Onze títulos mundiais não é coisa que se planeje. Até Portugal, foram 70 finais e 48 vitórias, números que, sequer, fazem sentido quando comparados com outros surfistas.

Qualquer idiota julga saber o que é um circuito mundial de surfe profissional... Slater é hoje um veterano de guerra em ação.

Muito pouca gente consegue manter a lucidez sem se dobrar às armadilhas que pipocam no dia a dia de uma atmosfera como a do surfe profissional.

Os casos mais notórios de surfistas que não aguentaram o peso da idolatria são Tom Curren, Michael Peterson e, mais recentemente, Andy Irons.

Atrás de uma timidez atroz escondia-se Curren até onde foi possível. Foi um choque saber que o surfista exemplar que mais influenciou Slater no começo da carreira teve problemas com álcool.

Michael Peterson não teve a mesma sorte de Curren. Ainda mais arredio à exposição, MP enlouqueceu subitamente, alimentado pelos excessos ─ inclusive o de vitórias.

Ainda ainda está tão vivo na nossa memória que nos recusamos a pensar nele longe, mas a verdade é que Irons não teria ido embora tão prematuramente se continuasse o competidor mediano de 1999.
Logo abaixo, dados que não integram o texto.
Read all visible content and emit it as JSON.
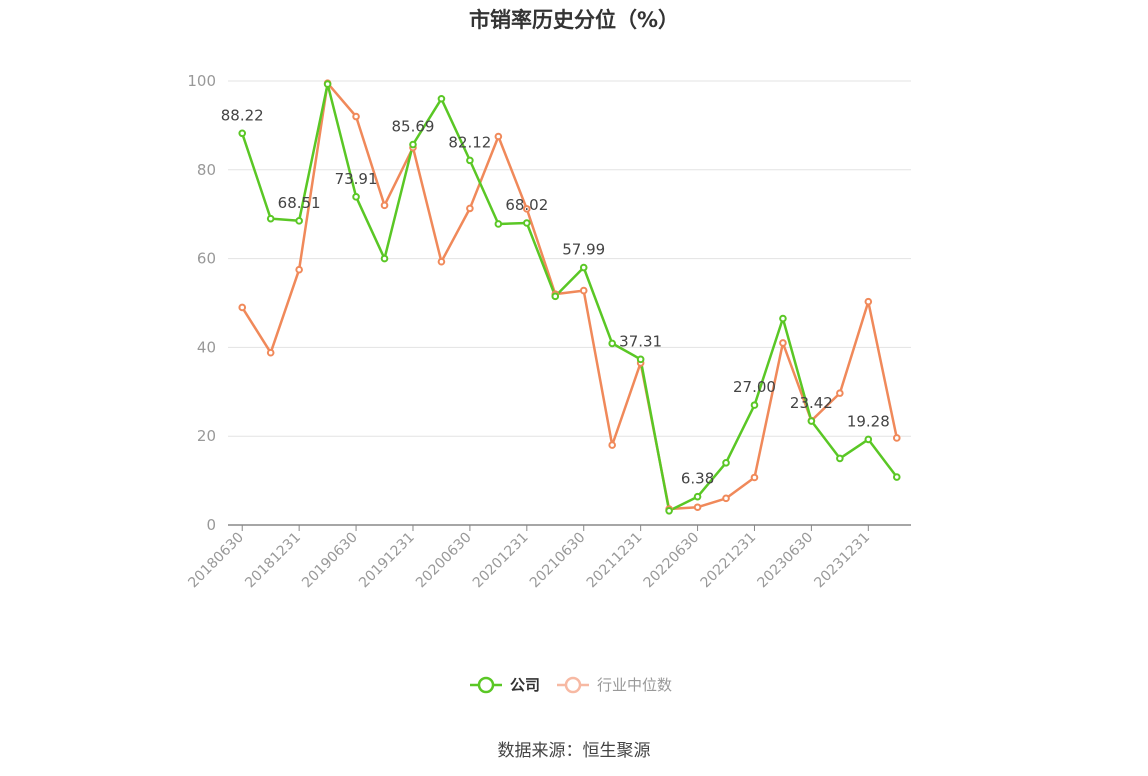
{
  "page": {
    "title": "市销率历史分位（%）",
    "source": "数据来源：恒生聚源"
  },
  "chart_data": {
    "type": "line",
    "title": "市销率历史分位（%）",
    "xlabel": "",
    "ylabel": "",
    "ylim": [
      0,
      100
    ],
    "yticks": [
      0,
      20,
      40,
      60,
      80,
      100
    ],
    "grid": true,
    "legend_position": "bottom",
    "x": [
      "20180630",
      "20180930",
      "20181231",
      "20190331",
      "20190630",
      "20190930",
      "20191231",
      "20200331",
      "20200630",
      "20200930",
      "20201231",
      "20210331",
      "20210630",
      "20210930",
      "20211231",
      "20220331",
      "20220630",
      "20220930",
      "20221231",
      "20230331",
      "20230630",
      "20230930",
      "20231231",
      "20240331"
    ],
    "xtick_labels": [
      "20180630",
      "20181231",
      "20190630",
      "20191231",
      "20200630",
      "20201231",
      "20210630",
      "20211231",
      "20220630",
      "20221231",
      "20230630",
      "20231231"
    ],
    "series": [
      {
        "name": "公司",
        "color": "#5ac725",
        "values": [
          88.22,
          69.0,
          68.51,
          99.3,
          73.91,
          60.0,
          85.69,
          96.0,
          82.12,
          67.8,
          68.02,
          51.5,
          57.99,
          40.9,
          37.31,
          3.2,
          6.38,
          14.0,
          27.0,
          46.5,
          23.42,
          15.0,
          19.28,
          10.8
        ]
      },
      {
        "name": "行业中位数",
        "color": "#f0895a",
        "values": [
          49.0,
          38.8,
          57.5,
          99.5,
          92.0,
          72.0,
          85.0,
          59.3,
          71.3,
          87.5,
          71.2,
          52.0,
          52.8,
          18.0,
          36.5,
          3.6,
          4.0,
          6.0,
          10.7,
          41.0,
          23.5,
          29.7,
          50.3,
          19.6
        ]
      }
    ],
    "data_labels": [
      {
        "series": 0,
        "index": 0,
        "text": "88.22"
      },
      {
        "series": 0,
        "index": 2,
        "text": "68.51"
      },
      {
        "series": 0,
        "index": 4,
        "text": "73.91"
      },
      {
        "series": 0,
        "index": 6,
        "text": "85.69"
      },
      {
        "series": 0,
        "index": 8,
        "text": "82.12"
      },
      {
        "series": 0,
        "index": 10,
        "text": "68.02"
      },
      {
        "series": 0,
        "index": 12,
        "text": "57.99"
      },
      {
        "series": 0,
        "index": 14,
        "text": "37.31"
      },
      {
        "series": 0,
        "index": 16,
        "text": "6.38"
      },
      {
        "series": 0,
        "index": 18,
        "text": "27.00"
      },
      {
        "series": 0,
        "index": 20,
        "text": "23.42"
      },
      {
        "series": 0,
        "index": 22,
        "text": "19.28"
      }
    ]
  }
}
Uma vez que você experimenta vencer, nunca mais aceita outra coisa. De todos os riscos que Slater correu nesses 20 anos, o único que conseguiu pegá-lo foi o vício da vitória. E como todo bom viciado, Kelly Slater fará tudo pela próxima vitória.
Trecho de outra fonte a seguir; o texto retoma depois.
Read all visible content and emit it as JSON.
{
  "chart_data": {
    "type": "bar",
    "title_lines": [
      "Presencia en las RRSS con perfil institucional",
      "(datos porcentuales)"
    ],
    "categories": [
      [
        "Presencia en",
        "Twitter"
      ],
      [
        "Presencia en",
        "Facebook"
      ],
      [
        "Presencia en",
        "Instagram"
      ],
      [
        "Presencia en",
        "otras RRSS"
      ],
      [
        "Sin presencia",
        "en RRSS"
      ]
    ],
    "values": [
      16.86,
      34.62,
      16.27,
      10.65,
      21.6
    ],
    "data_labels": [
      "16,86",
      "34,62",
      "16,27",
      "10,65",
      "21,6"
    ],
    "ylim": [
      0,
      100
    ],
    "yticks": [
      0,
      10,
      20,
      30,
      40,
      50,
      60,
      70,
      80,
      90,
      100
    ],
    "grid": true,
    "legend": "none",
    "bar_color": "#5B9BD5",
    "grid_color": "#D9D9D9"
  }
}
Da mesma maneira que no futebol não existe gol feio ─ feio é não fazer gol ─, Slater continuará vencendo porque não sabe fazer outra coisa. Tentou golfe. Leva jeito mas não é o melhor. Azar do golfe, sorte do surfe.

Não poderia terminar este texto sem deixar de citar mais um trecho de filme dirigido e atuado por Clint Eastwood. Chama-se Josey Wales, O Fora da Lei (The Outlaw Josey Wales, 1976, EUA): "Lembre-se, quando tudo parecer perdido e você achar que não vai conseguir sair desta, você tem que ser mal. Digo, malvado mesmo, enlouquecidamente mal. Porque se você perder sua cabeça e desistir, você não sobrevive, nem vence. E as coisas são assim".